Apocalypse-themed films proliferate, according to Msgr. Francis Maniscalco, former communications director for the U.S. Conference of Catholic Bishops, because they "reflect an idea that haunts the human imagination ... a sense that this world is not permanent and faces some kind of comeuppance. Once it was thought that only God could bring that about. Today, we believe we can do it ourselves, due to the power placed in our hands by science or by our irresponsible behavior toward the environment."

It is interesting, though, that the biblical telling of the apocalypse is seldom seen in these films, says Nicholas Guyatt, author of the book Have a Nice Doomsday: Why Millions of Americans Are Looking Forward to the End of the World. Even the Left Behind series of movies (based on the end-times novels that are wildly popular among evangelical Christians) has gone straight to video, which, according to Mr. Guyatt, "says something about the popularity of the 'official' version of the apocalypse." ...

But the secular films do bear a slight resemblance to a religious idea of the end times. "In the Christian view, God will transform the world into his eternal kingdom, and the apocalyptic literature usually portrays this as a cataclysmic event," Msgr. Maniscalco says. "These films share the idea of a cataclysm, but not the hope based on God's providence."
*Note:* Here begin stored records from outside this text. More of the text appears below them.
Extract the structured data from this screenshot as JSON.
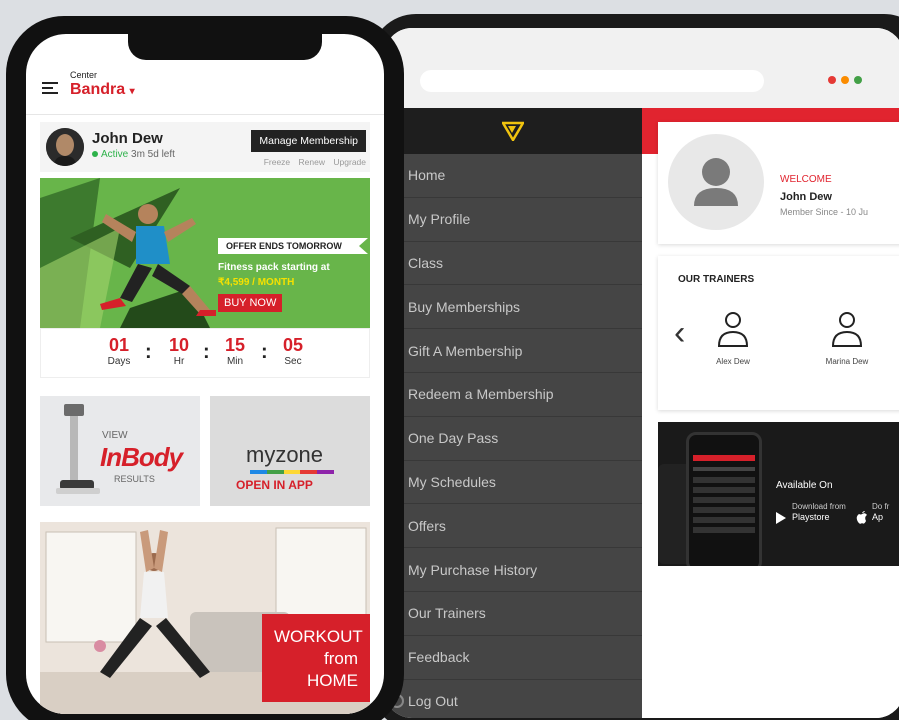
{
  "phone": {
    "center_label": "Center",
    "center_name": "Bandra",
    "caret": "▾",
    "member": {
      "name": "John Dew",
      "status_active": "Active",
      "status_remaining": "3m 5d left",
      "manage_button": "Manage Membership",
      "actions": [
        "Freeze",
        "Renew",
        "Upgrade"
      ]
    },
    "offer": {
      "tag": "OFFER ENDS TOMORROW",
      "line1": "Fitness pack starting at",
      "price": "₹4,599 / MONTH",
      "cta": "BUY NOW"
    },
    "countdown": [
      {
        "value": "01",
        "unit": "Days"
      },
      {
        "value": "10",
        "unit": "Hr"
      },
      {
        "value": "15",
        "unit": "Min"
      },
      {
        "value": "05",
        "unit": "Sec"
      }
    ],
    "countdown_separator": ":",
    "inbody": {
      "view": "VIEW",
      "brand": "InBody",
      "results": "RESULTS"
    },
    "myzone": {
      "brand": "myzone",
      "cta": "OPEN IN APP"
    },
    "workout": {
      "line1": "WORKOUT",
      "line2": "from",
      "line3": "HOME"
    }
  },
  "tablet": {
    "menu": [
      "Home",
      "My Profile",
      "Class",
      "Buy Memberships",
      "Gift A Membership",
      "Redeem a Membership",
      "One Day Pass",
      "My Schedules",
      "Offers",
      "My Purchase History",
      "Our Trainers",
      "Feedback",
      "Log Out"
    ],
    "welcome": {
      "label": "WELCOME",
      "name": "John Dew",
      "since": "Member Since - 10 Ju"
    },
    "trainers": {
      "title": "OUR TRAINERS",
      "prev": "‹",
      "names": [
        "Alex Dew",
        "Marina Dew"
      ]
    },
    "promo": {
      "available": "Available On",
      "playstore_small": "Download from",
      "playstore": "Playstore",
      "appstore_small": "Do fr",
      "appstore": "Ap"
    }
  },
  "colors": {
    "brand_red": "#d6202a",
    "header_red": "#e1242f",
    "active_green": "#2db24a",
    "menu_bg": "#454545",
    "offer_green": "#68b54a",
    "dot_red": "#e53935",
    "dot_orange": "#fb8c00",
    "dot_green": "#43a047"
  },
  "icons": {
    "hamburger": "hamburger-icon",
    "logo": "brand-logo-icon",
    "avatar_placeholder": "user-placeholder-icon",
    "trainer": "user-outline-icon",
    "chevron": "chevron-left-icon",
    "playstore": "play-store-icon",
    "apple": "apple-icon",
    "logout": "logout-icon"
  }
}
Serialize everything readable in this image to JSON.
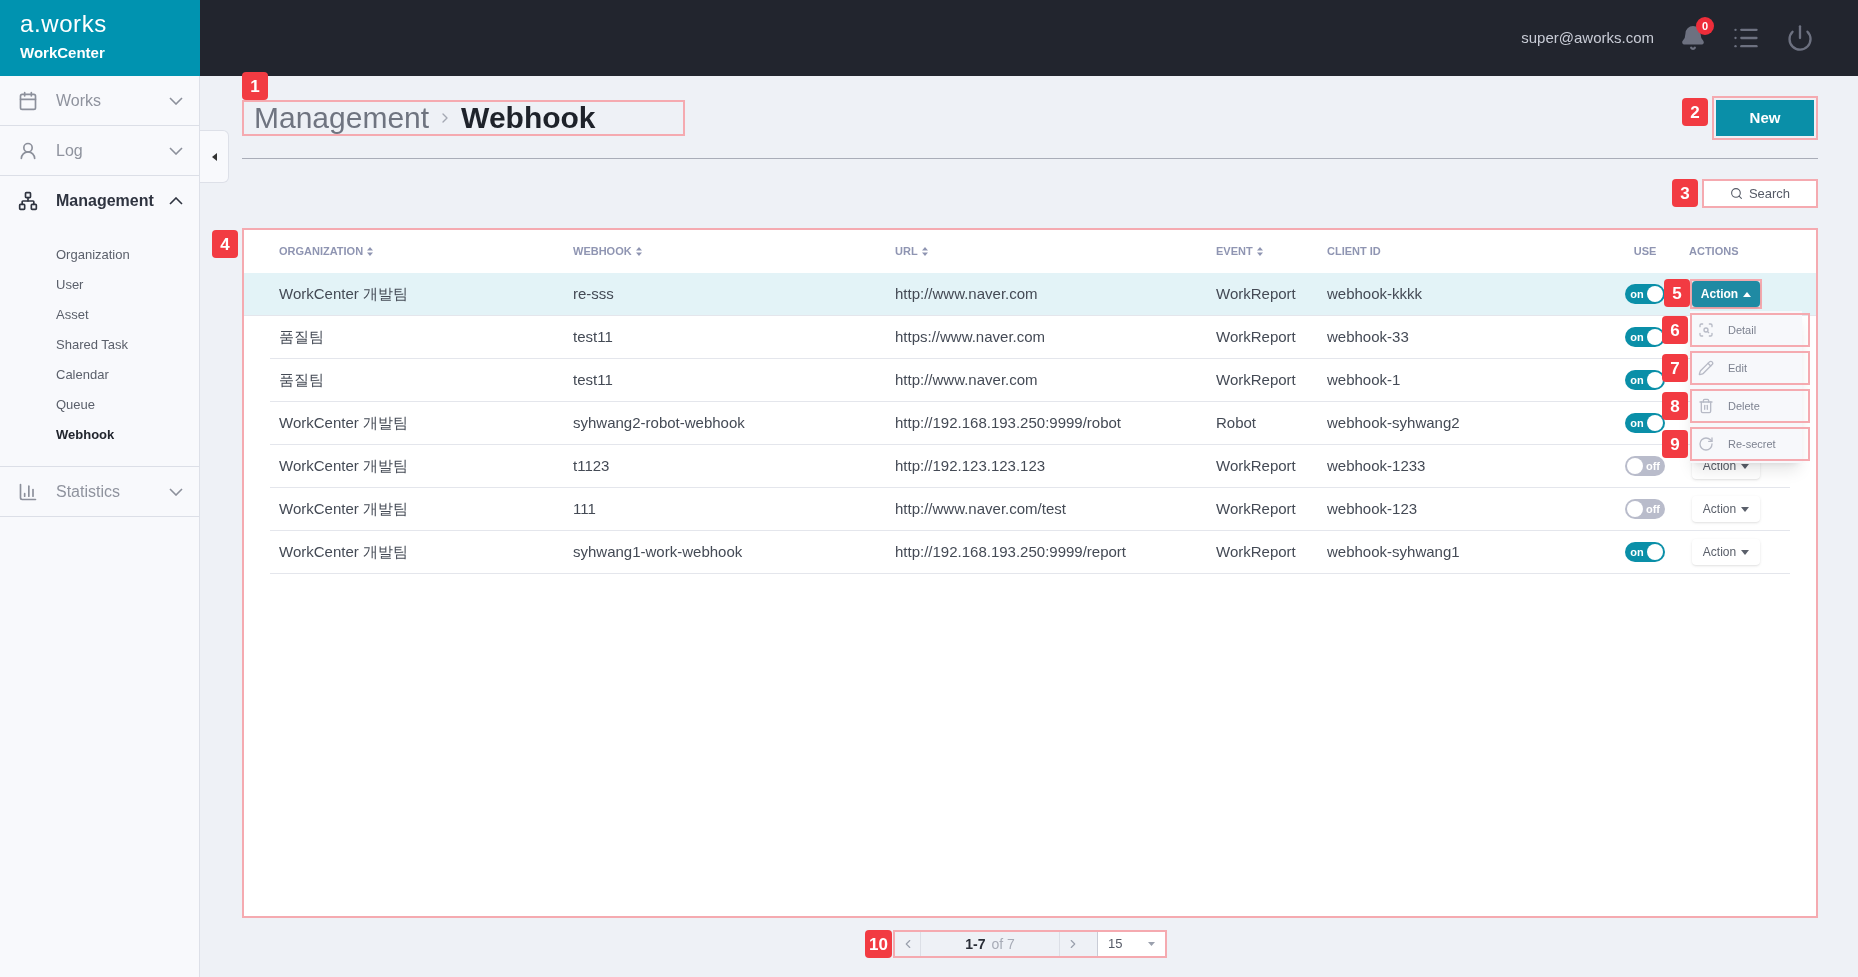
{
  "header": {
    "logo": "a.works",
    "product": "WorkCenter",
    "user": "super@aworks.com",
    "notification_count": "0"
  },
  "sidebar": {
    "items": [
      {
        "label": "Works",
        "expanded": false
      },
      {
        "label": "Log",
        "expanded": false
      },
      {
        "label": "Management",
        "expanded": true,
        "children": [
          {
            "label": "Organization",
            "selected": false
          },
          {
            "label": "User",
            "selected": false
          },
          {
            "label": "Asset",
            "selected": false
          },
          {
            "label": "Shared Task",
            "selected": false
          },
          {
            "label": "Calendar",
            "selected": false
          },
          {
            "label": "Queue",
            "selected": false
          },
          {
            "label": "Webhook",
            "selected": true
          }
        ]
      },
      {
        "label": "Statistics",
        "expanded": false
      }
    ]
  },
  "page": {
    "breadcrumb": [
      {
        "label": "Management",
        "current": false
      },
      {
        "label": "Webhook",
        "current": true
      }
    ],
    "breadcrumb_callout": "1",
    "new_button": {
      "label": "New",
      "callout": "2"
    },
    "search_button": {
      "label": "Search",
      "callout": "3"
    }
  },
  "table": {
    "callout": "4",
    "columns": [
      {
        "label": "ORGANIZATION",
        "sortable": true
      },
      {
        "label": "WEBHOOK",
        "sortable": true
      },
      {
        "label": "URL",
        "sortable": true
      },
      {
        "label": "EVENT",
        "sortable": true
      },
      {
        "label": "CLIENT ID",
        "sortable": false
      },
      {
        "label": "USE",
        "sortable": false
      },
      {
        "label": "ACTIONS",
        "sortable": false
      }
    ],
    "rows": [
      {
        "organization": "WorkCenter 개발팀",
        "webhook": "re-sss",
        "url": "http://www.naver.com",
        "event": "WorkReport",
        "client_id": "webhook-kkkk",
        "use": {
          "on": true,
          "label": "on"
        },
        "action": {
          "label": "Action",
          "open": true,
          "callout": "5"
        },
        "selected": true
      },
      {
        "organization": "품질팀",
        "webhook": "test11",
        "url": "https://www.naver.com",
        "event": "WorkReport",
        "client_id": "webhook-33",
        "use": {
          "on": true,
          "label": "on"
        },
        "selected": false
      },
      {
        "organization": "품질팀",
        "webhook": "test11",
        "url": "http://www.naver.com",
        "event": "WorkReport",
        "client_id": "webhook-1",
        "use": {
          "on": true,
          "label": "on"
        },
        "selected": false
      },
      {
        "organization": "WorkCenter 개발팀",
        "webhook": "syhwang2-robot-webhook",
        "url": "http://192.168.193.250:9999/robot",
        "event": "Robot",
        "client_id": "webhook-syhwang2",
        "use": {
          "on": true,
          "label": "on"
        },
        "selected": false
      },
      {
        "organization": "WorkCenter 개발팀",
        "webhook": "t1123",
        "url": "http://192.123.123.123",
        "event": "WorkReport",
        "client_id": "webhook-1233",
        "use": {
          "on": false,
          "label": "off"
        },
        "action": {
          "label": "Action",
          "open": false
        },
        "selected": false
      },
      {
        "organization": "WorkCenter 개발팀",
        "webhook": "111",
        "url": "http://www.naver.com/test",
        "event": "WorkReport",
        "client_id": "webhook-123",
        "use": {
          "on": false,
          "label": "off"
        },
        "action": {
          "label": "Action",
          "open": false
        },
        "selected": false
      },
      {
        "organization": "WorkCenter 개발팀",
        "webhook": "syhwang1-work-webhook",
        "url": "http://192.168.193.250:9999/report",
        "event": "WorkReport",
        "client_id": "webhook-syhwang1",
        "use": {
          "on": true,
          "label": "on"
        },
        "action": {
          "label": "Action",
          "open": false
        },
        "selected": false
      }
    ],
    "action_menu": [
      {
        "kind": "detail",
        "label": "Detail",
        "callout": "6"
      },
      {
        "kind": "edit",
        "label": "Edit",
        "callout": "7"
      },
      {
        "kind": "delete",
        "label": "Delete",
        "callout": "8"
      },
      {
        "kind": "resecret",
        "label": "Re-secret",
        "callout": "9"
      }
    ]
  },
  "pagination": {
    "range": "1-7",
    "total": "of 7",
    "page_size": "15",
    "callout": "10"
  }
}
Indeed, the odor of nihilism pervades virtually all secular apocalypse-themed films. Steven Greydanus, head of Decent Films Guide, a Web site of "film appreciation, information and criticism informed by Christian faith," notes that "religious faith is what enables us to see an apocalypse as anything other than ultimate disaster. And so perhaps one thing you have in some of these films is the phenomenon of post-Christian Western man facing his post-Christian fears and finding them bleaker than the apocalyptic visions of his religious ancestors."
Read the whole thing.

For my two cents, I don't agree that all non-religious, post-apocalyptic stories are nihilistic. A
favorite trilogy of mine (and it's for children, of all things) starts with just such a premise, but uses it to highlight humanity's ingenuity and our ability to work together. Writers need conflict, and tearing the world to bits at the beginning of a narrative is a sure-fire way of providing some.